Hacker News new | ask | show | jobs
by 0xFFFE 1287 days ago
It appears the problem existed before the lila3 was deployed on 11/22. If you notice the GC graph. The number of GC cycles/minute kept increasing gradually starting on 11/10 and almost doubling on 11/21. The 11/22 deployment of lila3 reset the graph and since you have been restarting everyday since, we can't see the growth of more than a day. My wild hunch is a code push on 11/10 causing a memory leak, worth checking in my opinion.
2 comments

I haven't looked at the graphs, but they updated netty to 4.1.85.Final on 2022-11-10.

https://netty.io/news/2022/11/09/4-1-85-Final.html mentions that a potential memory leak was fixed. In includes a debug log warning of the leak; but enabling debug logging may be a no-no.

Perhaps could be worth reverting that and see if there's any change.

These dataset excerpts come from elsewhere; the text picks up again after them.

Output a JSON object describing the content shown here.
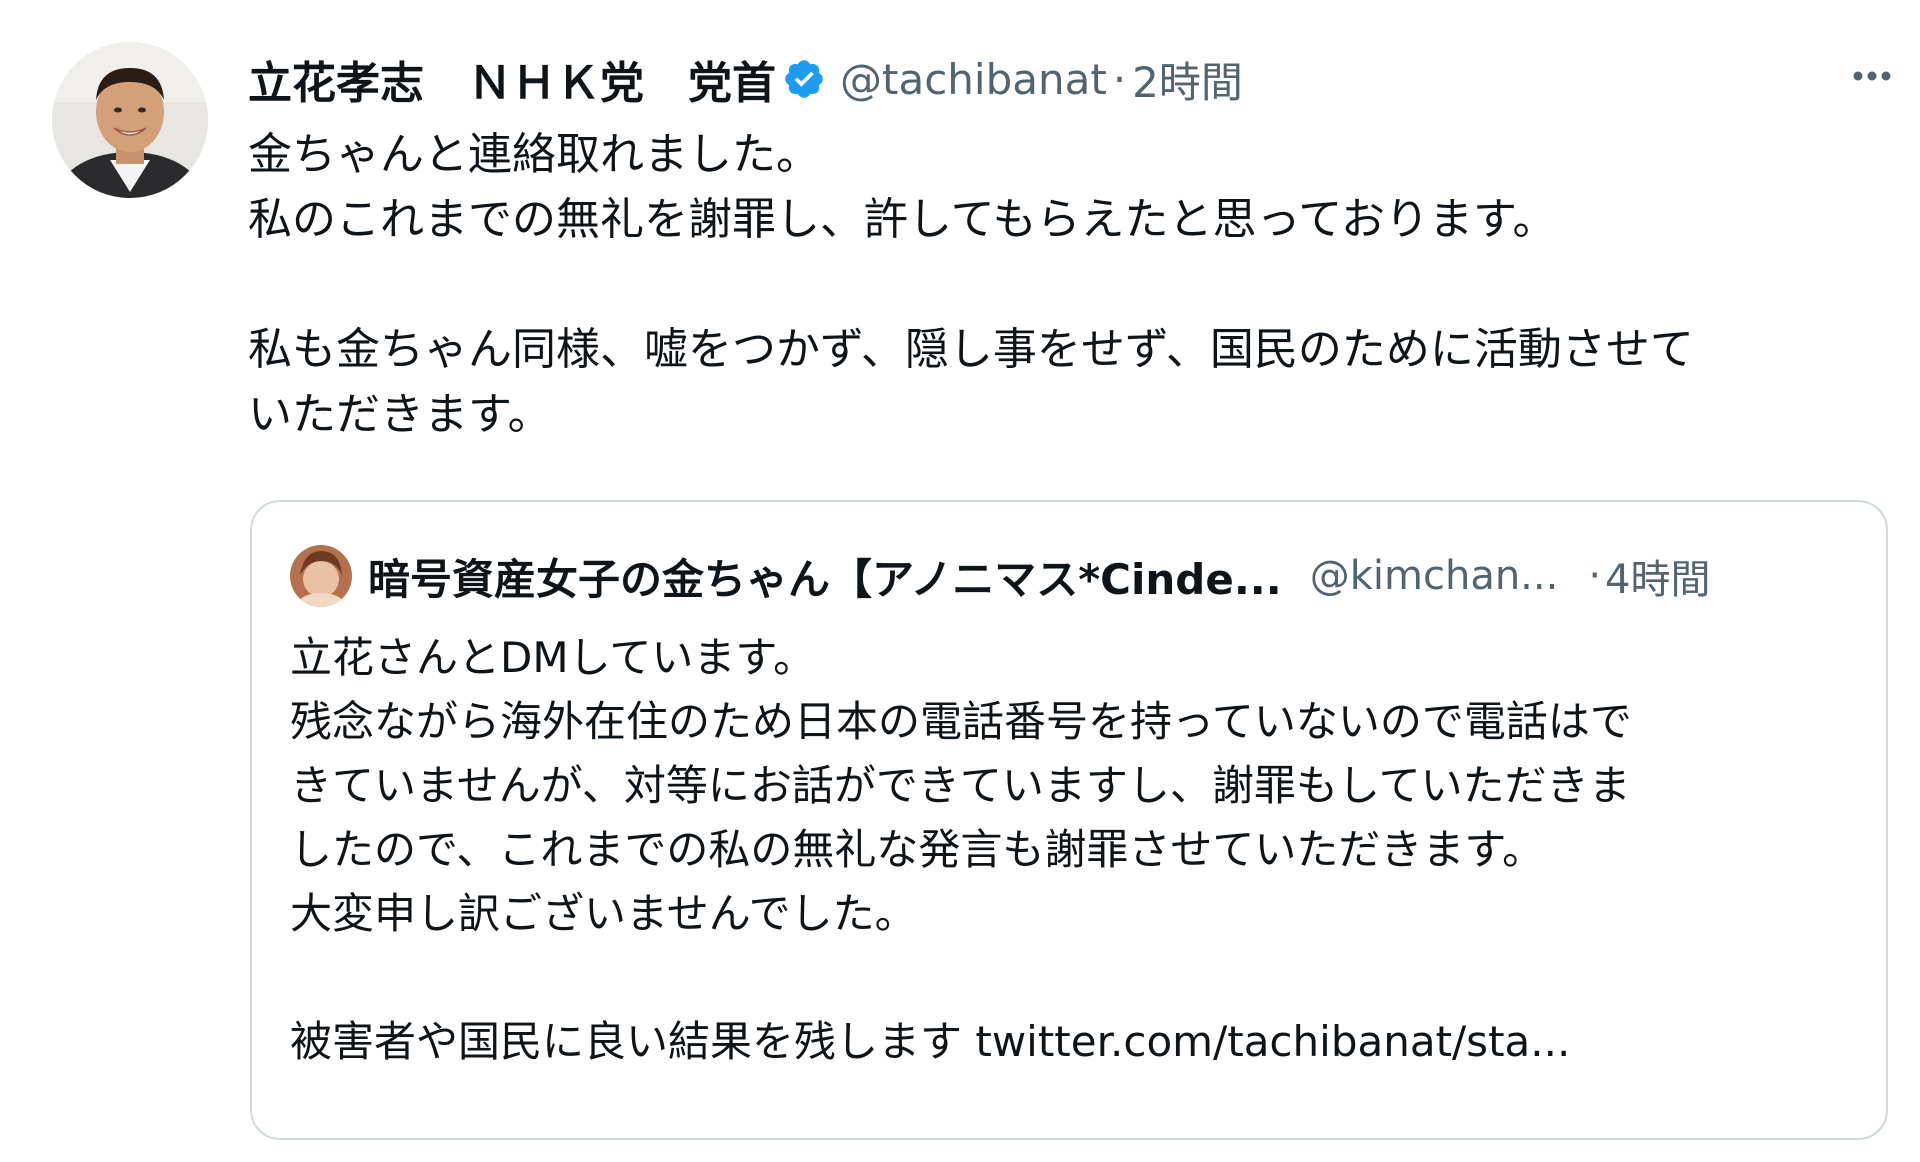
{
  "tweet": {
    "author_name": "立花孝志　ＮＨＫ党　党首",
    "handle": "@tachibanat",
    "separator": "·",
    "time": "2時間",
    "more_label": "···",
    "text_lines": [
      "金ちゃんと連絡取れました。",
      "私のこれまでの無礼を謝罪し、許してもらえたと思っております。",
      "",
      "私も金ちゃん同様、嘘をつかず、隠し事をせず、国民のために活動させて",
      "いただきます。"
    ]
  },
  "quoted_tweet": {
    "author_name": "暗号資産女子の金ちゃん【アノニマス*Cinde...",
    "handle": "@kimchan...",
    "separator": "·",
    "time": "4時間",
    "text_lines": [
      "立花さんとDMしています。",
      "残念ながら海外在住のため日本の電話番号を持っていないので電話はで",
      "きていませんが、対等にお話ができていますし、謝罪もしていただきま",
      "したので、これまでの私の無礼な発言も謝罪させていただきます。",
      "大変申し訳ございませんでした。",
      "",
      "被害者や国民に良い結果を残します twitter.com/tachibanat/sta..."
    ]
  },
  "colors": {
    "text_primary": "#0f1419",
    "text_secondary": "#536471",
    "verified_blue": "#1d9bf0",
    "border": "#cfd9de"
  },
  "icons": {
    "verified": "verified-badge-icon",
    "more": "more-options-icon"
  }
}
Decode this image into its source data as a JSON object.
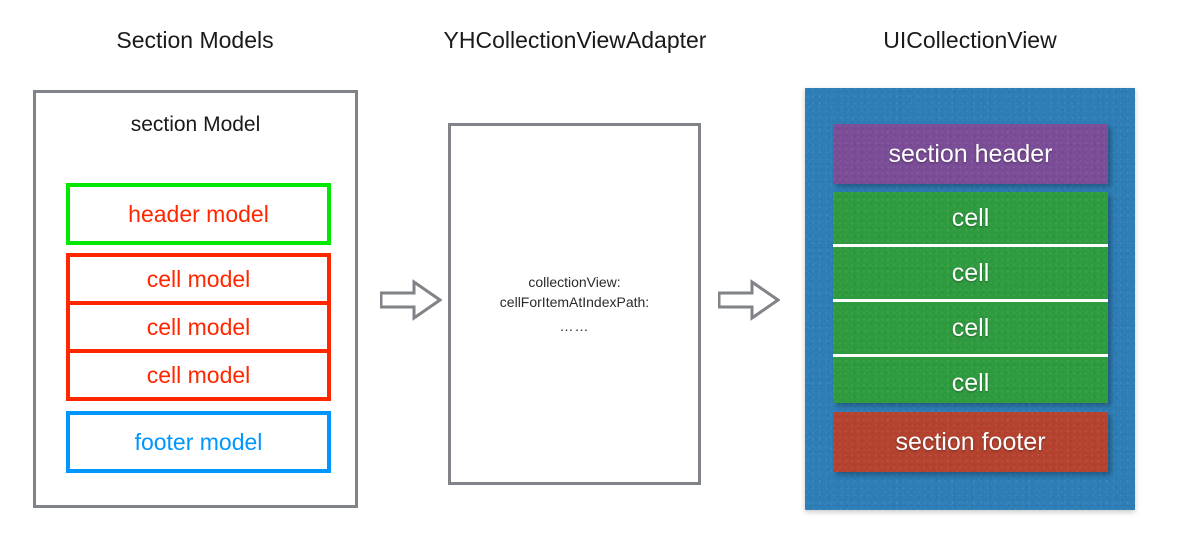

Sounds cheap and harmless.

Netty is a super complex and also super poorly documented project. I did weeks of exploration and found these JVM args:

      -Dio.netty.allocator.numDirectArenas=0
      -Dio.netty.noPreferDirect=true
      -Dio.netty.noUnsafe=true
work pretty well for us on any HTTP server. They slightly reduce performance as HTTP pool is weaker, but deceases memory usage by 25-40%, also eliminated one of a few memory leaks in an older version of KeyCloak.
there were no deployments near 11/10, according to that graph - they also say in the blog that scala2 could go for two weeks without restart, so theyre presumably aware of some sort of memory management issues they're just okay with it.